Closed corecontingency closed 1 year ago
Hello @corecontingency, I would like to help you in getting to the bottom of this. Thank you in advance for your detailed explanation and provided code. I would like to use your sample data so that I may try to reproduce your issue and investigate solutions and/or explanations; do you have a preferred sharing method?
Hi @mattobny . Thank you very much for your help! Do you have an email address I can share a link with? I would send the link in a private message, but I don't think github has that functionality.
@corecontingency surely. My email is matthew.o'brien2@bmc.org
@corecontingency I received your email with the Giotto-related data, but I am missing Neuroblastoma_sc_Jansky.rds
, which you use to create your sign matrix for runDWLSDeconv()
. Are you able to share this with me as well?

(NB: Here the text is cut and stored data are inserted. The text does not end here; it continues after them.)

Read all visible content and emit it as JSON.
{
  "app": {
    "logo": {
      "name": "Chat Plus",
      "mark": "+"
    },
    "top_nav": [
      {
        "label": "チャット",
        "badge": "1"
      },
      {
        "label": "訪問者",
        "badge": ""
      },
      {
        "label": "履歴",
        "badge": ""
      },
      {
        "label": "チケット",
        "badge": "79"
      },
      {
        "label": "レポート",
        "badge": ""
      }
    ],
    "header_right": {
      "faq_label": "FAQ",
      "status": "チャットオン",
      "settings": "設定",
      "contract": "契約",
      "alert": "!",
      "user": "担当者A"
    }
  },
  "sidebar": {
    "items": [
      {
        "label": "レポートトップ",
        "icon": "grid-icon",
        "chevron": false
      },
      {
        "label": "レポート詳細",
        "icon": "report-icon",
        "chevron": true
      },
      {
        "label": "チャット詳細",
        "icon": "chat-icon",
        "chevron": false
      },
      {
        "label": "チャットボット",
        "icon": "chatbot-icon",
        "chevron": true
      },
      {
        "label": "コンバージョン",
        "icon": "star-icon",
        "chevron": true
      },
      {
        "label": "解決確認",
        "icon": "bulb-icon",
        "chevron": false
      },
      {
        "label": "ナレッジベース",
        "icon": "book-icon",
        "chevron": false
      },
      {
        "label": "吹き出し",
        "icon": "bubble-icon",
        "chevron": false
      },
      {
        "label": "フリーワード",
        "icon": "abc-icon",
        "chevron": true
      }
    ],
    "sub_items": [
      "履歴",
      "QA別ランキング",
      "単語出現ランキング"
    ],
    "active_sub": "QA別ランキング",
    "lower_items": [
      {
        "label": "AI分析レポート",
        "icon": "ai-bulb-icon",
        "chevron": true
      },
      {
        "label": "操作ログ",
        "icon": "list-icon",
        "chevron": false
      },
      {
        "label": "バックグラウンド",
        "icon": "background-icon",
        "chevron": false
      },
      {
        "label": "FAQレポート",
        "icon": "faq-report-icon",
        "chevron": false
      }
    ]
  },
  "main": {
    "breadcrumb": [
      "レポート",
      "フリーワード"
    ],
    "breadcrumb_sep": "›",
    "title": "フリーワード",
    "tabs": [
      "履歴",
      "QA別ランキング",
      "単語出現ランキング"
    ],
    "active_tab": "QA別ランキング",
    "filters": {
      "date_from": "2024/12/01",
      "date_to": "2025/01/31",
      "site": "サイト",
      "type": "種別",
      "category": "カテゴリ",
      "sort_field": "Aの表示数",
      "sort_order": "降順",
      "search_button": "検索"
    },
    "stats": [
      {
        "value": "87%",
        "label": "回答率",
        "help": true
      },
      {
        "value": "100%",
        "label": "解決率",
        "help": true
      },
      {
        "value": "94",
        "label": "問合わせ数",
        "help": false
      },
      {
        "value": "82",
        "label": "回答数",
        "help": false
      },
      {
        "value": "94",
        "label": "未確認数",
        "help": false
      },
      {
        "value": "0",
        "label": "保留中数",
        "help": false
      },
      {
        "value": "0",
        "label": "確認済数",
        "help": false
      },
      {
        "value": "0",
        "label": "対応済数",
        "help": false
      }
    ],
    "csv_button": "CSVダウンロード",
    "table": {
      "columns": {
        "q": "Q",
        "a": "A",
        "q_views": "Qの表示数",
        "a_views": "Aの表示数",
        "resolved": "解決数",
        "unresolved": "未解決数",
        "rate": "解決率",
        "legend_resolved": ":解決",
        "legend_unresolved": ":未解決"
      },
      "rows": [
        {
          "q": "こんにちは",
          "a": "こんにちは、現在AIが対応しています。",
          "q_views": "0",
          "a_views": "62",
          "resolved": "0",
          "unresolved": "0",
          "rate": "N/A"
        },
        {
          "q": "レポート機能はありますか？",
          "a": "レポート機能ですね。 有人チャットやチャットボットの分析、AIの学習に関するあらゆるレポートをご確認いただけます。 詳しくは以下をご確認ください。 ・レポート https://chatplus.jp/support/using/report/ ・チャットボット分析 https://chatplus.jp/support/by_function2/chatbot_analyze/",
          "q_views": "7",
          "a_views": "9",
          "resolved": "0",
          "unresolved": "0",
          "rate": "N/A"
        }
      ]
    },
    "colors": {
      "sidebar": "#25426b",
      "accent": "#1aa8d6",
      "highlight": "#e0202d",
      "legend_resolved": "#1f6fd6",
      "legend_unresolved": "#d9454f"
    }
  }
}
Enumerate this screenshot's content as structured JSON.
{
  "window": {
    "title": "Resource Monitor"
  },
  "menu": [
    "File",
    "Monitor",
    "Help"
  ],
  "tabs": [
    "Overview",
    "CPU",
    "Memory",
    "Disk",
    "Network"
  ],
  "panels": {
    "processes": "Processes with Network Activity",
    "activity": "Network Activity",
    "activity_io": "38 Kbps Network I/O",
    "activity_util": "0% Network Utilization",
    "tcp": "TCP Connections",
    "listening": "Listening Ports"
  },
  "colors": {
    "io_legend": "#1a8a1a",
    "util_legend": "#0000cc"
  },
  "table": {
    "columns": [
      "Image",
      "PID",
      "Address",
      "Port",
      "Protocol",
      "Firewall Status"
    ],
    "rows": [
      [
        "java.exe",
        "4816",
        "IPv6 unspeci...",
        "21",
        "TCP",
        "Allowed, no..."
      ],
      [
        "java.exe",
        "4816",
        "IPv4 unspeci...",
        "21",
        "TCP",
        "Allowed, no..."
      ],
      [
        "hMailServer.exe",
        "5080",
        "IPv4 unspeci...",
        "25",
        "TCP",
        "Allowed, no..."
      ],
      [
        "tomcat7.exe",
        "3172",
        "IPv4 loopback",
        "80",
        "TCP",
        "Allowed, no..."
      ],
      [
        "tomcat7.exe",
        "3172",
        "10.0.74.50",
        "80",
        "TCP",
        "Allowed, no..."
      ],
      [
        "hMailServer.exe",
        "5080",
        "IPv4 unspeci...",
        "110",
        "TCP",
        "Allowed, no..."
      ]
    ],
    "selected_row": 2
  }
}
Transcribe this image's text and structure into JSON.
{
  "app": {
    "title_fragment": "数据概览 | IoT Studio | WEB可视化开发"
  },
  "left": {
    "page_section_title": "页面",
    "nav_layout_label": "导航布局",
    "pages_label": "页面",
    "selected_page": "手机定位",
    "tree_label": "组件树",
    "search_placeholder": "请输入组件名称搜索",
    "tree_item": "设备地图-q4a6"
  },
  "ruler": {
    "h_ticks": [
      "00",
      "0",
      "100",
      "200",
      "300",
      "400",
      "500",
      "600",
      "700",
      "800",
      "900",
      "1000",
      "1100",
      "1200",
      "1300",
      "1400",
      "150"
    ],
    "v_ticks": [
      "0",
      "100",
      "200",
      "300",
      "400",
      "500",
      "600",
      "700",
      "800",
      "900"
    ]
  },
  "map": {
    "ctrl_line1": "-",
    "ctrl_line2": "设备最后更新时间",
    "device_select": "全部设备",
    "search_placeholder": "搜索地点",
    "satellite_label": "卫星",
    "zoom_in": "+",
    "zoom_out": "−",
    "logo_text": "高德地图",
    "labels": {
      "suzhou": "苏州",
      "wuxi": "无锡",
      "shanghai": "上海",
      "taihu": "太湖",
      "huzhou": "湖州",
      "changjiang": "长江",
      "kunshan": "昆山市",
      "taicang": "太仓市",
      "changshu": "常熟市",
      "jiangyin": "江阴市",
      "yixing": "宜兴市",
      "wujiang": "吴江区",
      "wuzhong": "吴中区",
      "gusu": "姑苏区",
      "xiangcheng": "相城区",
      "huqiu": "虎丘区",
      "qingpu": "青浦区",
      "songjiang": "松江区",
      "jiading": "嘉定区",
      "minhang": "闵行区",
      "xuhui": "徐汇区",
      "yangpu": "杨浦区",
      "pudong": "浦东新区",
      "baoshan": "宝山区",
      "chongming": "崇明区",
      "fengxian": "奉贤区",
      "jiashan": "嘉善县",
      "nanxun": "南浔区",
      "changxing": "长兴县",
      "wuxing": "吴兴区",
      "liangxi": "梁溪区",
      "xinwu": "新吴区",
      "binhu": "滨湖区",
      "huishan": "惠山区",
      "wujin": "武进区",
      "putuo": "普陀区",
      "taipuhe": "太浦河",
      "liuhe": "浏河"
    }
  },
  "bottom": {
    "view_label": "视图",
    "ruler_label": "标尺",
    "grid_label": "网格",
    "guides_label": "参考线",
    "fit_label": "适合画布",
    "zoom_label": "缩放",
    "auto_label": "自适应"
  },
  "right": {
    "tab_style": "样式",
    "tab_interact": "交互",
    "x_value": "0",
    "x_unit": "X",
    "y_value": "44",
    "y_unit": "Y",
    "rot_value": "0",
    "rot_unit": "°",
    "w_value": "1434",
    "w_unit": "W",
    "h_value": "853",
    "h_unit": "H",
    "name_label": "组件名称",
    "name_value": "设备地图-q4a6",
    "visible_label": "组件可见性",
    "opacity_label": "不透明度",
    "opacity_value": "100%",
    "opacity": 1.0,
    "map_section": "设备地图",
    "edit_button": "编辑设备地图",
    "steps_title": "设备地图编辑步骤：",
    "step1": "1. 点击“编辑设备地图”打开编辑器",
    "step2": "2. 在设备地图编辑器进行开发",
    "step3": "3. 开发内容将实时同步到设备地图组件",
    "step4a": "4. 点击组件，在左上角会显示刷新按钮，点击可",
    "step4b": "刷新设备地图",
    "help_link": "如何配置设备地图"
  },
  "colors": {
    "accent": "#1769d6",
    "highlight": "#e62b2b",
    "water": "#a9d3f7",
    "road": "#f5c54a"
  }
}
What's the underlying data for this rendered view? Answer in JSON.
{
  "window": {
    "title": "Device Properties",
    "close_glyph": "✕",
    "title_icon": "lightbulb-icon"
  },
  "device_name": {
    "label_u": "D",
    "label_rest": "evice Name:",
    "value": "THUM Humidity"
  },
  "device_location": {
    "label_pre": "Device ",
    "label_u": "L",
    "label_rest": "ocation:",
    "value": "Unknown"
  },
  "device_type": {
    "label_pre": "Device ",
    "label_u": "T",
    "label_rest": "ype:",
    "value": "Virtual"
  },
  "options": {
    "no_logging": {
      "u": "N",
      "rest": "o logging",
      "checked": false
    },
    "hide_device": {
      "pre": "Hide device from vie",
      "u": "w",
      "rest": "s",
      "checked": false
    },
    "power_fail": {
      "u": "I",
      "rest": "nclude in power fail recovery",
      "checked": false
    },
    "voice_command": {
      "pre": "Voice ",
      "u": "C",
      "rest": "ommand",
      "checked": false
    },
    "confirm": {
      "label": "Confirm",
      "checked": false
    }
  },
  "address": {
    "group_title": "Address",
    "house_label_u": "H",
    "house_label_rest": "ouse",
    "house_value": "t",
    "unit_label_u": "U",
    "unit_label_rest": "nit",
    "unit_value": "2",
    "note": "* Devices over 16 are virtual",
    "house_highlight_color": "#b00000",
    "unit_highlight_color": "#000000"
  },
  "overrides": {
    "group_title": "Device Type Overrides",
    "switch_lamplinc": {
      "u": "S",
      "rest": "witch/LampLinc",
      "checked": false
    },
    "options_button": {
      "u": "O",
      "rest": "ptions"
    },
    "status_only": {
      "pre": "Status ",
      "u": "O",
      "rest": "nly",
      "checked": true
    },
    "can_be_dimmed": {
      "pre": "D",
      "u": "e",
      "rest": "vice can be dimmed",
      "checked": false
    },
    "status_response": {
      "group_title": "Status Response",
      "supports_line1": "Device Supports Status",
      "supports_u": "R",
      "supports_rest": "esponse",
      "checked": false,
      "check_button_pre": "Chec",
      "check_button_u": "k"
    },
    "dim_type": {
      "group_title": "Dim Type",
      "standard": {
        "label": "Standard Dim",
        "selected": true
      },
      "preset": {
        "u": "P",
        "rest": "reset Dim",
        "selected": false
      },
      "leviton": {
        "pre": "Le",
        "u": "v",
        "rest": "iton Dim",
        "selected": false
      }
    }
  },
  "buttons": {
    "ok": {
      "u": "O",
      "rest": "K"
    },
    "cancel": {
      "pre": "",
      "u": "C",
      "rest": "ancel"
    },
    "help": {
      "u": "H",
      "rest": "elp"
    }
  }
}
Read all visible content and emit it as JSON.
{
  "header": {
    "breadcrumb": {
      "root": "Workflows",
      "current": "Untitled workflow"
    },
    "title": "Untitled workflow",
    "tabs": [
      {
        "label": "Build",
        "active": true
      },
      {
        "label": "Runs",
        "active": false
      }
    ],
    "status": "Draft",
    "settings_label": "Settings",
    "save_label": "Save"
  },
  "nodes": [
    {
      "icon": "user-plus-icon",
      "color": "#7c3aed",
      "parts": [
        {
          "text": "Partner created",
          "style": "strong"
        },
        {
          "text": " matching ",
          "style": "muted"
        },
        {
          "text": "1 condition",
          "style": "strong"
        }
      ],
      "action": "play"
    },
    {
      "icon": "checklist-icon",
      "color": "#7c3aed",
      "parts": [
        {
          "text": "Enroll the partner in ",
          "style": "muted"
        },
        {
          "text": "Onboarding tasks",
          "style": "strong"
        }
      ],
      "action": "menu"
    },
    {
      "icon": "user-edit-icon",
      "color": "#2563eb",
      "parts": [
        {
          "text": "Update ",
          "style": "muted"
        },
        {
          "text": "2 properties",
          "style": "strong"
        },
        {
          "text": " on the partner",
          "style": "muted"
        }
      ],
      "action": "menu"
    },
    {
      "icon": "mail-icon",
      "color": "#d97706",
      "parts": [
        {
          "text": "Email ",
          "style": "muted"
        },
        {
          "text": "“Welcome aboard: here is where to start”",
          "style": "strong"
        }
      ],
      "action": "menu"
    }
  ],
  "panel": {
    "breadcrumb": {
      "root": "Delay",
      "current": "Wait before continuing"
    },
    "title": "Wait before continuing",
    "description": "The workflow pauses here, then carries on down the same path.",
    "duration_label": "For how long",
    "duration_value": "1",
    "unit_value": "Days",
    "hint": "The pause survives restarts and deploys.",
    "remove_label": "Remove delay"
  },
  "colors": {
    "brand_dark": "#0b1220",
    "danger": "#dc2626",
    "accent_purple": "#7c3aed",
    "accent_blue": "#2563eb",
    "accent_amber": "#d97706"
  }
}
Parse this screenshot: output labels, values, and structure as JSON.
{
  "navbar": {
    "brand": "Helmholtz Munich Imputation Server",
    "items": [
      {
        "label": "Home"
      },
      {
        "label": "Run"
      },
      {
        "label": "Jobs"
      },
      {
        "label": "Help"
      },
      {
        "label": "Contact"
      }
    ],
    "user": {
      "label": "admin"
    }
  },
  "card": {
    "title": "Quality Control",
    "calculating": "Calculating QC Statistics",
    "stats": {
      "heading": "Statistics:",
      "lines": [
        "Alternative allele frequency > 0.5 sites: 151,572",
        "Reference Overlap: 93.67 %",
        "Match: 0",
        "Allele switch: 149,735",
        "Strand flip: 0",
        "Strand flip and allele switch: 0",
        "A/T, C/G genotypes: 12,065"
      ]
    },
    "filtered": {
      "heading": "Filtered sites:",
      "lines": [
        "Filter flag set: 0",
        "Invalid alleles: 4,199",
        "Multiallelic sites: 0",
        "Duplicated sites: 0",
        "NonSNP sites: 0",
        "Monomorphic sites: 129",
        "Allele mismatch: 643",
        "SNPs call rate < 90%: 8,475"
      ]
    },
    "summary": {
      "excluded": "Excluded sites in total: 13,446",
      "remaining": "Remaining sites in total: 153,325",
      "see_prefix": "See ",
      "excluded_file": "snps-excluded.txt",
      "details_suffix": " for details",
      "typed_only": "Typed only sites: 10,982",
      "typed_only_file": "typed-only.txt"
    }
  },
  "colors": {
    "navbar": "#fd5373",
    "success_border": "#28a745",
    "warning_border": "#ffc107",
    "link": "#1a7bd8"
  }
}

@mattobny Apologies! I have uploaded the Neuroblastoma_sc_Jansky.rds file to the same Google Drive link that I shared before.
@corecontingency Thanks for sharing the .rds file. Unfortunately, UpdateSeuratObject()
has continually thrown errors, so I have not been able to replicate this using your data. I've added these errors to the bottom of this response so that we may address the issue at hand first.
Nonetheless, I can begin to provide some insight. runDWLSDeconv()
has an important argument, cluster_column
, which takes "leiden_clus"
by default. Essentially, this clustering information is used to find maxima within expression data, which contributes to the deconvolution. Changing dimensions_to_use
for runUMAP
will change how doLeidenCluster()
clusters your data, which will thus affect the deconvolution by default.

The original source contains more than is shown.